The 2-Minute Budget Deal Reaction: Open Threadby Brad Warbiany
So I’ve had a tiny bit of time to reflect on the budget deal. Here are the key points:
- $900B in immediate cuts [1/3 to defense], coupled to a $900B immediate debt ceiling increase.
- Additional $1.2T-1.5T debt ceiling increase IF Congress either passes a balanced budget amendment or a bipartisan commission creates a debt reduction [tax revenue OR spending cuts] that can pass Congress by the end of the year.
- If the above doesn’t occur, triggered spending cuts to defense and medicare [and possibly elsewhere] in the amount of $1.2T will occur along with a $1.2T debt ceiling increase. No revenue increases.
It could be better, it could be worse. I can see a few things here… First, we can throw out the BBA. That’s a non-starter. The whole reason that was added was for Tea Party buy-in, but it’s simply not going to pass. So we’re left with anywhere from $1.2T minimum in debt reduction, which is ALL cuts, to probably about $1.5T maximum (as there’s no political will for more) that can come from taxes or cuts.
With multiple paths going forward, I think we have to figure out what we’d like to see. And in my opinion, the BEST outcome is for the commission to fail and for the triggered cuts to occur. The commission has the capability to push for tax hikes, and I think in any scenario they’ll find a way for more than $300B of their package [assumed to be exactly $1.5T] to be increased tax revenues, meaning they’ll cut spending LESS than $1.2T.

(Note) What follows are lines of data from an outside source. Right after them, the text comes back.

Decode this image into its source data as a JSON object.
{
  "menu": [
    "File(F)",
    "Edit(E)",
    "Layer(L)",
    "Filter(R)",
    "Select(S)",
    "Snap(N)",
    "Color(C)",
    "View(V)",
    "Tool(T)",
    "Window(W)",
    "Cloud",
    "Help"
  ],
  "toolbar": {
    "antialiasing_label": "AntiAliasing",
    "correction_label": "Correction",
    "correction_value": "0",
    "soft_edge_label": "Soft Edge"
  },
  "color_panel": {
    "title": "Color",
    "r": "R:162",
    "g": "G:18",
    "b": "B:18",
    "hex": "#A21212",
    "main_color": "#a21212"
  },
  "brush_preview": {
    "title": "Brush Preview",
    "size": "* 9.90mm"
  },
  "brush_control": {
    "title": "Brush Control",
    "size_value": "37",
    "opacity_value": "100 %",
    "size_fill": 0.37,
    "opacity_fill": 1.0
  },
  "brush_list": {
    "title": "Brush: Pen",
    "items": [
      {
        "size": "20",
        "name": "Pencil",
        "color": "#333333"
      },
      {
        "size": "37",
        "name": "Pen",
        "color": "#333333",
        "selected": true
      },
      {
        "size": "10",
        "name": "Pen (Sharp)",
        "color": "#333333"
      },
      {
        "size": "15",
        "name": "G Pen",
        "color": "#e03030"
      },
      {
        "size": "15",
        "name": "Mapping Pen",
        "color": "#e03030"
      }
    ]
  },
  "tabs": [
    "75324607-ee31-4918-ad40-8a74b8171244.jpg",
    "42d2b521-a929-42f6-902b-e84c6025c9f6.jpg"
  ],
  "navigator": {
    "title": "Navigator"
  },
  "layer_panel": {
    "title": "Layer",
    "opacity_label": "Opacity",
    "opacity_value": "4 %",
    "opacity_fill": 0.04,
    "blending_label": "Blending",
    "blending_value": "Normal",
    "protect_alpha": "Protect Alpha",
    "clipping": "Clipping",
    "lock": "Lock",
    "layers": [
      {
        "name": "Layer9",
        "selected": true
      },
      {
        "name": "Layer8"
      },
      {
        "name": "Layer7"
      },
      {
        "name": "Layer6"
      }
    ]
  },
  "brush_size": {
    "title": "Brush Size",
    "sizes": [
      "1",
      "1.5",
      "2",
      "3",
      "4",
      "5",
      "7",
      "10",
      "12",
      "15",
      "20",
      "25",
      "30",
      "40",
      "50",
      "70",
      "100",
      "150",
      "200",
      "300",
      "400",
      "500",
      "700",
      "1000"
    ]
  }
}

Of the proposed cuts in the trigger, it’s about $600B over 10 years to defense, and a sizable chunk is expected to go into Medicare. While libertarians and Republicans may not find common ground on the defense spending, we’re talking about a total of $1T over 10 years, which should be feasible if we’re going to assume that we actually draw down in Iraq and Afghanistan. For the most part, that $1T will encompass keeping military spending roughly equal to what it is now, as those cuts are from a projected baseline which add at least $500B from what we’d spend by multiplying this year’s war-inflated spending out over 10 years.
The Medicare spending will put further pressure on reforming the program, and may give more political cover to performing drastic reforms such as the Ryan plan — voucherizing Medicare and pushing it to the Obamacare exchanges. Either way, we MUST restructure entitlements, and this is a start.
So I see a lot of danger in whatever the commission comes up with. Let’s start hoping the commission fails, and these already-planned $1.2T in cuts go into effect. Seems like the best option on the table at the moment.
This is an off-the-cuff reaction, of course. I encourage you guys to give your own thoughts on the plan in the comments.